Rep. Lee Zeldin (R-NY) held a so-called “telephone town hall” last week and has met with small handfuls of constituents “on the other side of the aisle” in his district. But he recently cancelled an April event at a library in Southampton and does not have any in-person town halls planned in his district.

Zeldin’s communications adviser told reporters that his hesitancy was partly due to a threat made against him.

“Our office received a request for a town hall this week where the person was advocating for the congressman to be shot,” Zeldin’s communications director, Jennifer DiSiena, told reporters in an email last week, according to 27east.com. “We have forwarded that threat on to Capitol Police.”

Neither Zeldin’s office nor the Capitol Police immediately responded to TPM’s requests for comment.

Zeldin himself told the publication that “booing” and “shouting” had discouraged him from holding events.

“In the individual and small group meetings … they don’t just start booing you,” he said. “That’s just not how that works in reality. You’re actually able to have a conversation.”

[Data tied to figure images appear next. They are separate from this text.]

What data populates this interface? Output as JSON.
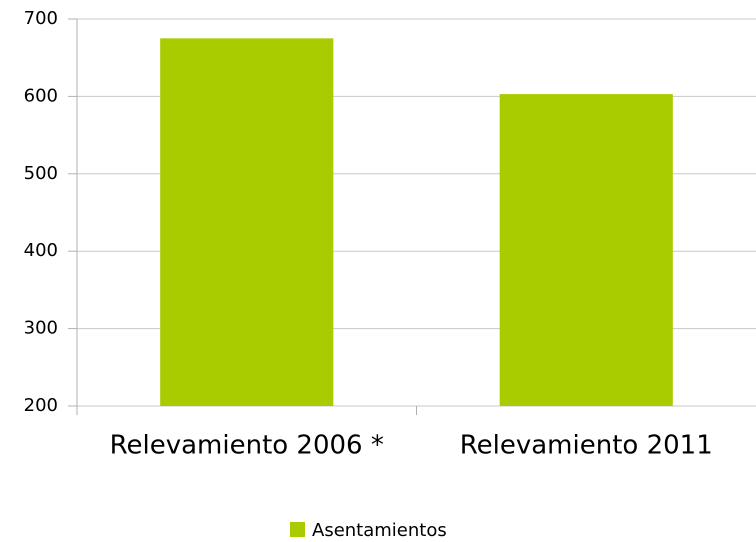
{
  "chart_data": {
    "type": "bar",
    "categories": [
      "Relevamiento 2006 *",
      "Relevamiento 2011"
    ],
    "series": [
      {
        "name": "Asentamientos",
        "color": "#a9cc00",
        "values": [
          675,
          603
        ]
      }
    ],
    "ylim": [
      200,
      700
    ],
    "yticks": [
      200,
      300,
      400,
      500,
      600,
      700
    ],
    "grid": true,
    "legend": "bottom"
  }
}
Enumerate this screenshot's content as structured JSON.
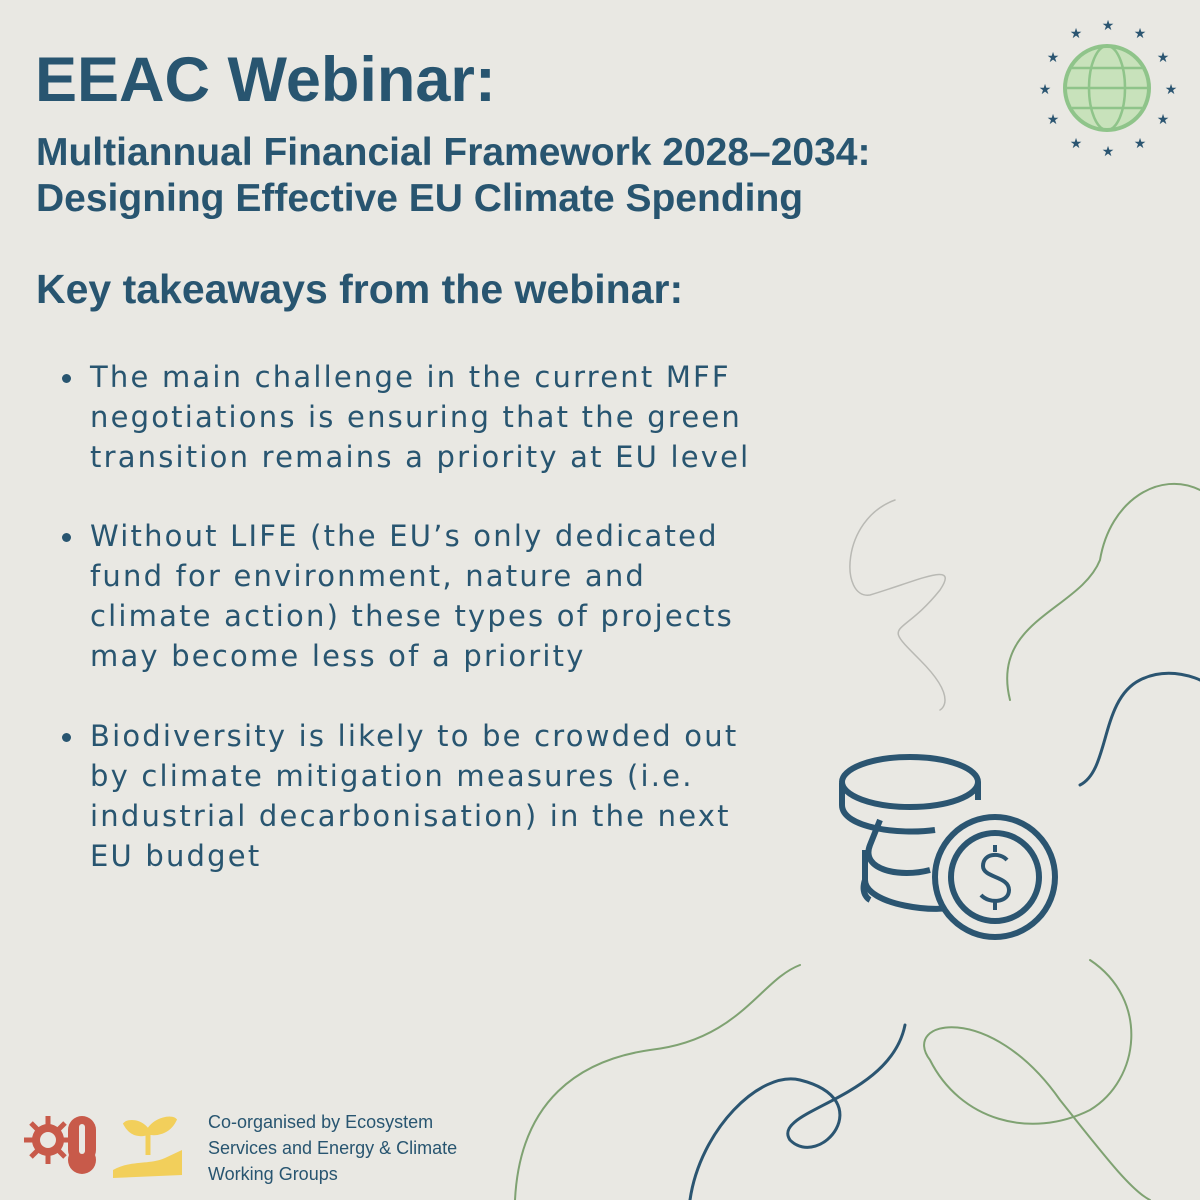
{
  "header": {
    "title": "EEAC Webinar:",
    "subtitle_lines": [
      "Multiannual Financial Framework 2028–2034:",
      "Designing Effective EU Climate Spending"
    ]
  },
  "section": {
    "heading": "Key takeaways from the webinar:",
    "bullets": [
      [
        "The main challenge in the current MFF",
        "negotiations is ensuring that the green",
        "transition remains a priority at EU level"
      ],
      [
        "Without LIFE (the EU’s only dedicated",
        "fund for environment, nature and",
        "climate action) these types of projects",
        "may become less of a priority"
      ],
      [
        "Biodiversity is likely to be crowded out",
        "by climate mitigation measures (i.e.",
        "industrial decarbonisation) in the next",
        "EU budget"
      ]
    ]
  },
  "footer": {
    "lines": [
      "Co-organised by Ecosystem",
      "Services and Energy & Climate",
      "Working Groups"
    ]
  }
}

“But what’s happening right now is the member of Congress gets a word or two deep into their answer, when many in the crowd, for political theater, start shouting them down to disrupt the entire town hall,” he added.

On Monday, Rep. Mo Brooks made a similar complaint, saying he had avoided town halls during the recent congressional recess due to “different elements from the Democratic Party.”

“You’ve got the disrupters, you’ve got the Socialists, you’ve got the somewhat criminal element that’s engaged in criminal conduct at some of these types of events,” he said.